The Federal Reserve’s rate target continues to be 5.25%–5.5%, which is the highest interest rate level in 22 years.
The Reserve aims to control surging prices, which have recently hit near-record highs.
The bank has been hiking borrowing costs with the goal of cooling down the economy and curbing inflation.
According to Susannah Streeter, head of money and markets at Hargreaves Lansdown, the decision to keep the rates stable alleviates worries that the Federal Reserve might push the economy into a recession if the monetary policy becomes too restrictive.
“For now, investors seem more confident that a goldilocks economy, not too hot but not too cool, will return to scare away the bears,”, she explained.
“Inflation is still elevated, but with long-term interest rates having surged and borrowing so much more expensive, these tighter financial and credit conditions are expected to push down demand going forward. Economic conditions could still deteriorate sharply, so this bout of confidence still risks being wishful thinking, but a steeper downturn would hasten rate cuts next year,”, she added.
The bank received some criticism, with some arguing that keeping interest rates high could jeopardise the US economy, potentially leading to a recession.
However, the Fed’s decision came slightly after the U.S. released the governmental data from the Bureau of Economic Analysis, which shows that the U.S.’s GDP grew by 4.9% in the July–September period, fueled by a tight job market and consumer spending.
On Thursday at 12, the Bank of England will also decide whether or not to keep interest rates on hold.
Interest rates in the UK are at their 15-year highest, and following the Fed’s decision, many expect the Bank to keep the rates on hold.

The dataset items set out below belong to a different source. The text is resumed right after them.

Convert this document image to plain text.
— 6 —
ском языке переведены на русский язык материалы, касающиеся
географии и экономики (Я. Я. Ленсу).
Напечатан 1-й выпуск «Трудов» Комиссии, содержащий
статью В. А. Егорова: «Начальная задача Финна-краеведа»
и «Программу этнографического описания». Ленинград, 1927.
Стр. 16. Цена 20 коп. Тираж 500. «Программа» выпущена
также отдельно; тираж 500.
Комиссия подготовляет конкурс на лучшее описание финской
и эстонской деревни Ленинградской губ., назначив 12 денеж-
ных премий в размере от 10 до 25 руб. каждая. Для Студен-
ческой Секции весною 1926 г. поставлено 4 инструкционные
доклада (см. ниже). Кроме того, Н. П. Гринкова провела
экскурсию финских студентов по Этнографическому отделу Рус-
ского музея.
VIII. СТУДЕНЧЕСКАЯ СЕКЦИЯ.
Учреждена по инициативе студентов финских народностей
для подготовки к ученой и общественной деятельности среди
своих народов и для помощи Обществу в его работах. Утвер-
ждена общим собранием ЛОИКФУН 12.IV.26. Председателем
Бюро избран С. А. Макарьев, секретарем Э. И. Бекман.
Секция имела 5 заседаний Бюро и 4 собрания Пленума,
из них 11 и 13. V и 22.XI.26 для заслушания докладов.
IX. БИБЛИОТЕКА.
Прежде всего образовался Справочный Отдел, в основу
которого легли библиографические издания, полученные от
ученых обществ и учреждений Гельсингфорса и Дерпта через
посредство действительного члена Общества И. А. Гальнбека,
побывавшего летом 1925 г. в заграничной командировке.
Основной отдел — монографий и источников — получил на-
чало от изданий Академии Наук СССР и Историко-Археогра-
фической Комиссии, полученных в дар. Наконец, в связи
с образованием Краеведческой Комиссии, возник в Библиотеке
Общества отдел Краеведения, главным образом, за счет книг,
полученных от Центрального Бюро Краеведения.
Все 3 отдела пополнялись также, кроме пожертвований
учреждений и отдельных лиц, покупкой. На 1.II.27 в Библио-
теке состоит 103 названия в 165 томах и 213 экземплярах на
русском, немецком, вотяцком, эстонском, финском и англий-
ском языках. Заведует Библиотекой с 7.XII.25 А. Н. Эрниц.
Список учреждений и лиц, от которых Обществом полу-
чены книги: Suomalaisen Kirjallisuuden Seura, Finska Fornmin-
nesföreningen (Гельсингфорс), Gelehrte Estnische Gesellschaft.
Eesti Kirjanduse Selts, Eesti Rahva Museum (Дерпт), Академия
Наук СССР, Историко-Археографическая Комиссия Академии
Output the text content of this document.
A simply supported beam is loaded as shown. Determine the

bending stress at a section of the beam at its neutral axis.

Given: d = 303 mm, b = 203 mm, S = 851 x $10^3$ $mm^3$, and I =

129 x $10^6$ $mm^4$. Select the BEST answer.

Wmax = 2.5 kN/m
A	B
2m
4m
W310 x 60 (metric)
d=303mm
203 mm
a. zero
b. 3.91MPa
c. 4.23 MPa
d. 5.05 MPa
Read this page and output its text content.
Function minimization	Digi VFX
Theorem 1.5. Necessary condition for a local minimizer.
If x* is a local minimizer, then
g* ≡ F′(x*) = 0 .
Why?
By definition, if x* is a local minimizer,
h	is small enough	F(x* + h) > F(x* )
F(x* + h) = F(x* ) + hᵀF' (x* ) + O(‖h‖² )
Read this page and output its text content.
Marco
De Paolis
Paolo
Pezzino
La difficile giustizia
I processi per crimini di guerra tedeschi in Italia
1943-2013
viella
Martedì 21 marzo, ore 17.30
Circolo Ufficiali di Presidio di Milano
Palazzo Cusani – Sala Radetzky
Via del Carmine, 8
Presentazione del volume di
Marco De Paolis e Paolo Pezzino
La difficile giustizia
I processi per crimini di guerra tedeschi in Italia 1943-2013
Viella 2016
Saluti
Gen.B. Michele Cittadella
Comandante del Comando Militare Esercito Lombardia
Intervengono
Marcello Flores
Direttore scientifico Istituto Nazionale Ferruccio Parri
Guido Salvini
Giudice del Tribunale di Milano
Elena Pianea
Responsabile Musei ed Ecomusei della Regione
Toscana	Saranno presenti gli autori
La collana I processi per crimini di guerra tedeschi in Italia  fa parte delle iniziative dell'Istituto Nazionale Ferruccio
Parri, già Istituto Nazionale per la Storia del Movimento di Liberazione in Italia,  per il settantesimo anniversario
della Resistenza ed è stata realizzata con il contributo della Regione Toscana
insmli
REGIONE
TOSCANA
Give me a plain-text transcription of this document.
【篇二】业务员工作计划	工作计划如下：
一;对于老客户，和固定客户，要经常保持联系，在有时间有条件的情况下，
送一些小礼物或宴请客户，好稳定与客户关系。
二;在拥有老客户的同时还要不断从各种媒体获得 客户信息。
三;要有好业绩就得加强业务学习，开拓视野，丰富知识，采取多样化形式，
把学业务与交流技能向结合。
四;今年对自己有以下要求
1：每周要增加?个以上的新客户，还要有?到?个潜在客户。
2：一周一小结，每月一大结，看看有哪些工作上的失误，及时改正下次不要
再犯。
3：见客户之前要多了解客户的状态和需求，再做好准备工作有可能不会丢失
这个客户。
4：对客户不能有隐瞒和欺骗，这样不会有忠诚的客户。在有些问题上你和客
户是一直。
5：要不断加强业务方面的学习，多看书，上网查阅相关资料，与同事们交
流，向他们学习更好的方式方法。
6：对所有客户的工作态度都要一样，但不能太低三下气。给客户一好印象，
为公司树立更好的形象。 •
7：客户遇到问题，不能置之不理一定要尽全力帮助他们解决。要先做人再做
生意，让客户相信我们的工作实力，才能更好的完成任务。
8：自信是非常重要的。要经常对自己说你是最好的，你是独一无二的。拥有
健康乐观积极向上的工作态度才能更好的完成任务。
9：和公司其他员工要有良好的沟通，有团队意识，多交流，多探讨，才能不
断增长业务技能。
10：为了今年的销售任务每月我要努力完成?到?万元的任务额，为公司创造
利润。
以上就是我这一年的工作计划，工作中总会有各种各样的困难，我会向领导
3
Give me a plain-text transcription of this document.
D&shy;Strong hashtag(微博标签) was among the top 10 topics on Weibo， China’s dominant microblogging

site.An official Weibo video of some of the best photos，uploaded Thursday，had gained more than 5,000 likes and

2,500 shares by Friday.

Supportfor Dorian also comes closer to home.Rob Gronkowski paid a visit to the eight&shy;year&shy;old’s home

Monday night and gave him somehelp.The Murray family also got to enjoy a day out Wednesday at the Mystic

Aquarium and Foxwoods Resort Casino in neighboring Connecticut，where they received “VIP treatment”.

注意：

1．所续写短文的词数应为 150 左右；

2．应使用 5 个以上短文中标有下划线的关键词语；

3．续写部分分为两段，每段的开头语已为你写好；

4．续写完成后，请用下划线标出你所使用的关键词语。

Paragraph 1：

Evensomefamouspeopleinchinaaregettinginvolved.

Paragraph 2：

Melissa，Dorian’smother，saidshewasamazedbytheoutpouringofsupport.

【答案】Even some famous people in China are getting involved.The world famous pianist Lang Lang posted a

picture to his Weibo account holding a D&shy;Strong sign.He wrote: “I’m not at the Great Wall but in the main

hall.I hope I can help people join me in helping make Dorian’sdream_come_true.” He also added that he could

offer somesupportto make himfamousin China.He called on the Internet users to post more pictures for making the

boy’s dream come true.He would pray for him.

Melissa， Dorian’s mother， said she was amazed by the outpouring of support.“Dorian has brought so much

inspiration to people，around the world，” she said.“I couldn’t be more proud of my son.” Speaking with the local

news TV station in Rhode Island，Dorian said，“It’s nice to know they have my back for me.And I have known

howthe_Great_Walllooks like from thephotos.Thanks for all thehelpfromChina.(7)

Commenting on the BoE, Susannah Streeter further said that “a jump in company insolvency rates and a housing market in the deep freeze are signals that the sharp hike in rates is already being keenly felt, and that’s even before the full effects come through. Inflation may still be at 6.7% at the last snapshot, three times the bank’s target, but upcoming data is expected to show it fell more markedly in October. Investors will be keen to sift through the Bank of England’s outlook to assess if the government’s ambition to halve inflation by the end of the year might be met.”